Anderson’s regular life is turned upside down when his business partner Smith (Jonathan Groff) announces that their company will be making a sequel to their most popular game, “The Matrix.” As his team works on the new game—“It’s a mindbomb!”—his memories become more intense and soon he has trouble distinguishing fact from fiction.

Or is it all real?

When people from his past, like computer programmer and hacker Trinity (Carrie-Anne Moss) and Morpheus (Yahya Abdul-Mateen II), an alternate reality version of the heroic Matrix hovercraft captain who first believed Neo was “The One,” appear, Thomas fears he is losing his mind.

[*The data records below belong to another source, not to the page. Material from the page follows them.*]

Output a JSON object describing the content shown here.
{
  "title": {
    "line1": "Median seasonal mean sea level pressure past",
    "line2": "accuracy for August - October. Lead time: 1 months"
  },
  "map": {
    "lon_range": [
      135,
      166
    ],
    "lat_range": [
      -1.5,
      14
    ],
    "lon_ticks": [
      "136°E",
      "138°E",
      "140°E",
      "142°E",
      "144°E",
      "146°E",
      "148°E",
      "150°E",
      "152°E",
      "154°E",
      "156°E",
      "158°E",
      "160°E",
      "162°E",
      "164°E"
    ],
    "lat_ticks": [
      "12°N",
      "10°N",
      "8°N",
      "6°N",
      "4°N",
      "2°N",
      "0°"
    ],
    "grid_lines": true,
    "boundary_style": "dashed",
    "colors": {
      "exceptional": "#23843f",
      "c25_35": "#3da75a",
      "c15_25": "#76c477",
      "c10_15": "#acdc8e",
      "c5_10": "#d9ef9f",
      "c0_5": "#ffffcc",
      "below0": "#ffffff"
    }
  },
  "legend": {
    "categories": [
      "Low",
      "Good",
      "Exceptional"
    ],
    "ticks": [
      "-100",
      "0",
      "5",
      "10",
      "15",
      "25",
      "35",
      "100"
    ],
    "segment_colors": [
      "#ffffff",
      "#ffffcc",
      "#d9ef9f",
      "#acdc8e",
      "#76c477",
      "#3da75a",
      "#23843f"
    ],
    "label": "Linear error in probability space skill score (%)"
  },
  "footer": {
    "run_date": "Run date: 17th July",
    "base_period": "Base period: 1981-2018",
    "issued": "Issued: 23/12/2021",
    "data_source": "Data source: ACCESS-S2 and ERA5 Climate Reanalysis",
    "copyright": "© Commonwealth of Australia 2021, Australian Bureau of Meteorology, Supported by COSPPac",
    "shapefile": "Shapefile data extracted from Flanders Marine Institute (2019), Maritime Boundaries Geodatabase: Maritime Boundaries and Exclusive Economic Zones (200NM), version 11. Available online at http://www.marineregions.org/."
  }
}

Things become clearer—Or do they?—when the new Morpheus offers Thomas/Neo a choice of pills. The blue ones will keep Thomas’ state of mind status quo. The red ones, however, will take him down the rabbit hole, into the heart of the Matrix. “Nothing comforts anxiety like a little nostalgia,” says Morpheus.

Pill popped, the simulated world opens up to reveal a dangerous place in need of a hero. Teaming with a group of rebels, Neo battles a new enemy and secrets are revealed. “The Matrix is the same or worse,” says Neo, “and I’m back where I started. It feels like none of it mattered.”

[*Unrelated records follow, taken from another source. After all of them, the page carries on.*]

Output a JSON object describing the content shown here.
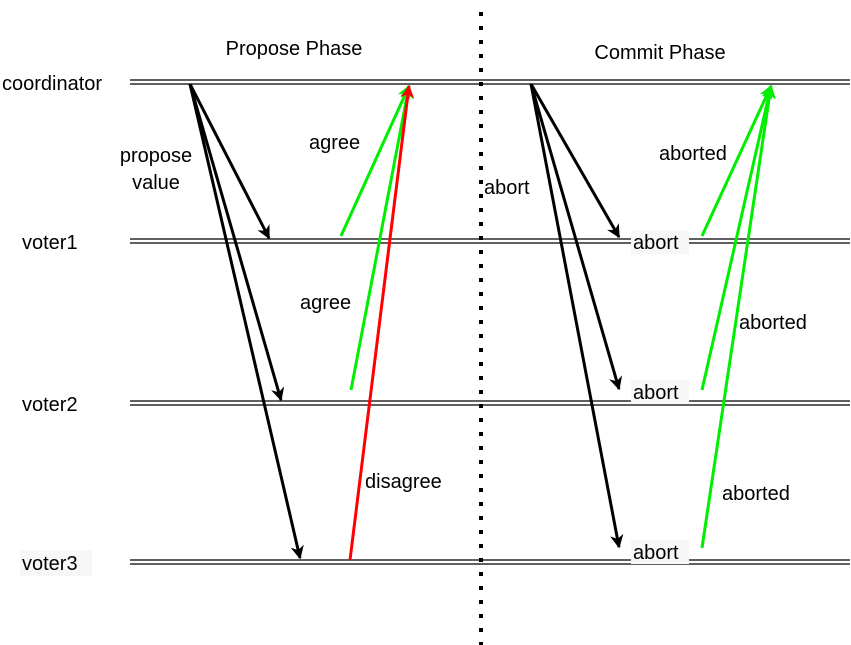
{
  "phases": {
    "propose": "Propose Phase",
    "commit": "Commit Phase"
  },
  "participants": {
    "coordinator": "coordinator",
    "voter1": "voter1",
    "voter2": "voter2",
    "voter3": "voter3"
  },
  "messages": {
    "propose_line1": "propose",
    "propose_line2": "value",
    "agree_1": "agree",
    "agree_2": "agree",
    "disagree": "disagree",
    "abort_header": "abort",
    "abort_v1": "abort",
    "abort_v2": "abort",
    "abort_v3": "abort",
    "aborted_1": "aborted",
    "aborted_2": "aborted",
    "aborted_3": "aborted"
  },
  "colors": {
    "request_arrow": "#000000",
    "agree_arrow": "#00ee00",
    "disagree_arrow": "#ff0000",
    "timeline": "#000000"
  }
}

“The Matrix: Resurrections” may be the most self-aware movie of the year. No instalment of “The Matrix” will ever match the whiz bang excitement of the first film, and “Resurrections” knows it. It comments on itself and consistently winks at its legacy.

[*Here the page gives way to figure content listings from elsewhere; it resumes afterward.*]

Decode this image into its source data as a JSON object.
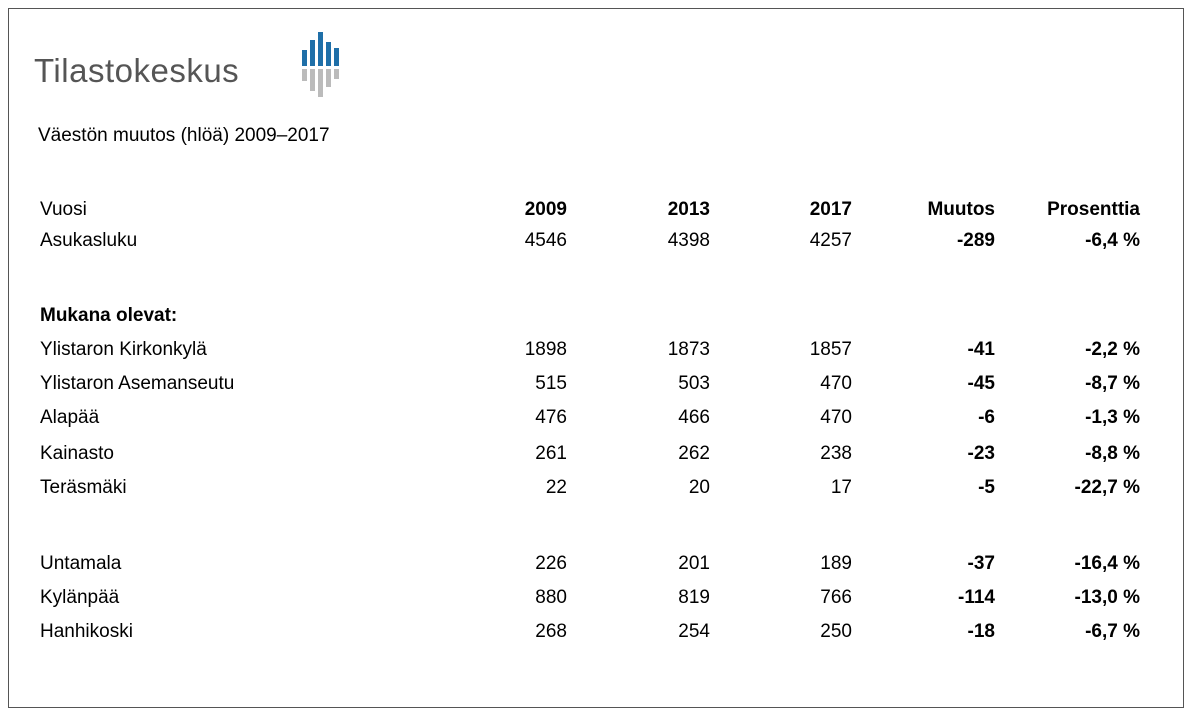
{
  "header": {
    "logo": "Tilastokeskus",
    "title": "Väestön muutos (hlöä) 2009–2017"
  },
  "table": {
    "columns": [
      "Vuosi",
      "2009",
      "2013",
      "2017",
      "Muutos",
      "Prosenttia"
    ],
    "rows": [
      [
        "Asukasluku",
        4546,
        4398,
        4257,
        -289,
        "-6,4 %"
      ],
      [
        "Mukana olevat:"
      ],
      [
        "Ylistaron Kirkonkylä",
        1898,
        1873,
        1857,
        -41,
        "-2,2 %"
      ],
      [
        "Ylistaron Asemanseutu",
        515,
        503,
        470,
        -45,
        "-8,7 %"
      ],
      [
        "Alapää",
        476,
        466,
        470,
        -6,
        "-1,3 %"
      ],
      [
        "Kainasto",
        261,
        262,
        238,
        -23,
        "-8,8 %"
      ],
      [
        "Teräsmäki",
        22,
        20,
        17,
        -5,
        "-22,7 %"
      ],
      [
        "Untamala",
        226,
        201,
        189,
        -37,
        "-16,4 %"
      ],
      [
        "Kylänpää",
        880,
        819,
        766,
        -114,
        "-13,0 %"
      ],
      [
        "Hanhikoski",
        268,
        254,
        250,
        -18,
        "-6,7 %"
      ]
    ]
  }
}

“This cannot be a retread, reboot or regurgitation,” says one of the “Matrix” videogame designers.

“Why not?” says another. “Reboots sell.”

Like the movie’s story, the film itself attempts to blur the line between the reality of the story and the very act of watching the movie. It is simultaneously self-depreciating and cynical. It’s OK to have a bit of good fun with the story, especially given the oh-so-serious tone of the previous “Matrix” movies, but by the time Thomas meets Trinity at the Simulatte Café, the jokes have worn thin.

The meat of the story, a search for truth, is the engine that keeps the movie motoring along, but the endless exposition, a torrent of words, seems to be the fuel that keeps things running. When a character says, “That’s the thing about stories, they never end,” it’s hard to disagree as the movie gets mired in mythology and world building.

It becomes a slog, without enough of the trademarked Wachowski action scenes to help pick up the pace. When the movie does dip into bullet time and the action that made the original so memorable, it feels like a pale comparison. There is nothing much new—“I still know Kung Fu,” says Neo—just frenetic action and nostalgia for a time when a slow-motion bullet made our eyeballs dance.

“The Matrix: Resurrections” does try to recontextualize the existing mythology. This time around the all-you-need-is-love-story between Neo and Trinity is amped up and there is some timely social commentary about control, whether it’s from the government or a virtual reality machine, but, and there is a big “but,” as much as I wanted to enjoy another trip to the Matrix, I found it too meta, too long and yet, not ambitious enough.